The monkey behind a typewriter needs to be lucky enough to type all characters of all of Shakespeare correctly. The monkey behind the computer only needs to be lucky enough to type a program for Shakespeare. Since human language contains a lot of structure, such a program will be much shorter than the collected works themselves, so the second monkey will get there faster,

This suggests that if we pass random noise through a random computation, we enrich it. We make it more likely for interesting structures to appear. This means that such data could be useful for pre-training: we sample a random computer program and pass random noise through it and we pre-train a large machine learning model on the output. Then we see how well the model does on real-world data afterwards, whether by in-ontext learning or by finetuning.

This may seem like a violation of the No-Free-Lunch principle: how can we pretrain before we know what the task is? Wouldn’t that suggest that there’s some universal way of pre-training. The answer is that this kind of pretraining isn’t universal over all tasks, but it is universal over all tasks that emerge from a mixture of computationa and randomness. Since this covers all data that we are likely to encounter in machine learning, the term universal is still suitable.

In this paper, we first approach this idea theoretically, and show various things:

The approach is an approximation to Solomonoff induction (which was earlier used for pre-training in [1]). We build a different approximation framework in the basis of model classes.
Iterating the approach, pass the sampled output through another random computation enriches the data further.
We can implement this approach with LSTMs and ensure that the iteration converges to the universal distribution.

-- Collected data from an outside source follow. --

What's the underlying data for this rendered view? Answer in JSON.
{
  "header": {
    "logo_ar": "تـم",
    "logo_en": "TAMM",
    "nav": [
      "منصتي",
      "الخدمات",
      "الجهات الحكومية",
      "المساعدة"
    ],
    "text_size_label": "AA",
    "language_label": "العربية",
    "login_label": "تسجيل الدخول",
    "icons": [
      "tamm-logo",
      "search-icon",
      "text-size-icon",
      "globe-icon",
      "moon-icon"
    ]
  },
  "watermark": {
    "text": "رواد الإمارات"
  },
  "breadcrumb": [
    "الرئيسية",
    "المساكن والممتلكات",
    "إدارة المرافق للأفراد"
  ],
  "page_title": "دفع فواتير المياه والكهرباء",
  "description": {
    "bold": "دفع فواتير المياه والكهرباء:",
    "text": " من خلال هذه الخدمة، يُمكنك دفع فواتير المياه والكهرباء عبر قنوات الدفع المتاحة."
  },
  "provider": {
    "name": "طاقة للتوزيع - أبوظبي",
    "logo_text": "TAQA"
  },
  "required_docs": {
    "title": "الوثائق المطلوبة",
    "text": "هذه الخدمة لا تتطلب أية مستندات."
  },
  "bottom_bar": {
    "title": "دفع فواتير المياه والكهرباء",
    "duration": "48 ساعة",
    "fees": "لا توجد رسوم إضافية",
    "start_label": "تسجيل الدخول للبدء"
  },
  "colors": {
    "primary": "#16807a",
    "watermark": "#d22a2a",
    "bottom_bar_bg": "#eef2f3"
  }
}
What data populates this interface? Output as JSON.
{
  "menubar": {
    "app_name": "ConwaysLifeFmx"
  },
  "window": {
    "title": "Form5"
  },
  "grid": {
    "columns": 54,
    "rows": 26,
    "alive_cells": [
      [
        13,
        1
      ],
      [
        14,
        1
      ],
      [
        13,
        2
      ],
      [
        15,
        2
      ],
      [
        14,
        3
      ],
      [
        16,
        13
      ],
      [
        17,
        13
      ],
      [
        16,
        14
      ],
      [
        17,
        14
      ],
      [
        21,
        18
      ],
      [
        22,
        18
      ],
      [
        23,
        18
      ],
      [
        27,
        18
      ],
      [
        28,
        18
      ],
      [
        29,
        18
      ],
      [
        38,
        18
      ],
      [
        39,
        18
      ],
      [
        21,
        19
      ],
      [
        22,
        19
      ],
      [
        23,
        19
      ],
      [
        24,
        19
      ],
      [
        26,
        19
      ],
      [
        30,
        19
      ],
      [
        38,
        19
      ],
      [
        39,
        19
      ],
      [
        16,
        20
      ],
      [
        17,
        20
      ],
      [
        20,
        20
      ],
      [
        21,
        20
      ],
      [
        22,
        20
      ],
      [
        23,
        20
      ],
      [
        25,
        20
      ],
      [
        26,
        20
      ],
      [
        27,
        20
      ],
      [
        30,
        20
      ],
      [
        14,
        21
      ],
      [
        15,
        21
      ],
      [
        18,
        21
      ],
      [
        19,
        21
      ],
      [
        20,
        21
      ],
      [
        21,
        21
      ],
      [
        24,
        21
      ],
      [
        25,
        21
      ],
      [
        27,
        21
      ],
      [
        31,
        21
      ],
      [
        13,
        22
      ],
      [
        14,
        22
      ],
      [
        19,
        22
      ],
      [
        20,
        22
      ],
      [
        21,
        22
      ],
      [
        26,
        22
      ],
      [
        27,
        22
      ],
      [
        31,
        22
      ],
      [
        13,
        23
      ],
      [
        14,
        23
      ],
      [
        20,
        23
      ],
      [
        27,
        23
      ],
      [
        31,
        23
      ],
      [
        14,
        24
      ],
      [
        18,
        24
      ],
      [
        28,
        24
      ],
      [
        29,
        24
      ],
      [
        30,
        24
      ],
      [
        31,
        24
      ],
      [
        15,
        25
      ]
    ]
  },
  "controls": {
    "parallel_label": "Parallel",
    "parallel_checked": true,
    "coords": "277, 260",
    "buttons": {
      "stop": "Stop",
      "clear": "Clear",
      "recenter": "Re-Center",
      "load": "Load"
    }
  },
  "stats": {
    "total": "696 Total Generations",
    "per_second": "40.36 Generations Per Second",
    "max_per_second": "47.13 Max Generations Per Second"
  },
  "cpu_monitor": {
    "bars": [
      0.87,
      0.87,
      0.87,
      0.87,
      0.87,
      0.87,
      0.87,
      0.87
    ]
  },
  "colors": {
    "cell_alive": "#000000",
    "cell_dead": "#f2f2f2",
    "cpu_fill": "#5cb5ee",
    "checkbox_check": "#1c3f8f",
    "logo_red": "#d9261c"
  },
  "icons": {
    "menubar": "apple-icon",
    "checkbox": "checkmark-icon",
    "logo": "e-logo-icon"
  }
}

We then test the approach experimentally by pretraining a transformer model and show that on a range of synthetic and real-world datasets the model outperforms a random baseline by zero-shot in-context learning. Moreover, on several real-world datasets, the model beats a strong in-context Markov model.

References

[1] Grau-Moya, J., Genewein, T., Hutter, M., Orseau, L., Delétang, G., Catt, E., … & Veness, J. (2024). Learning universal predictors. arXiv preprint arXiv:2401.14953.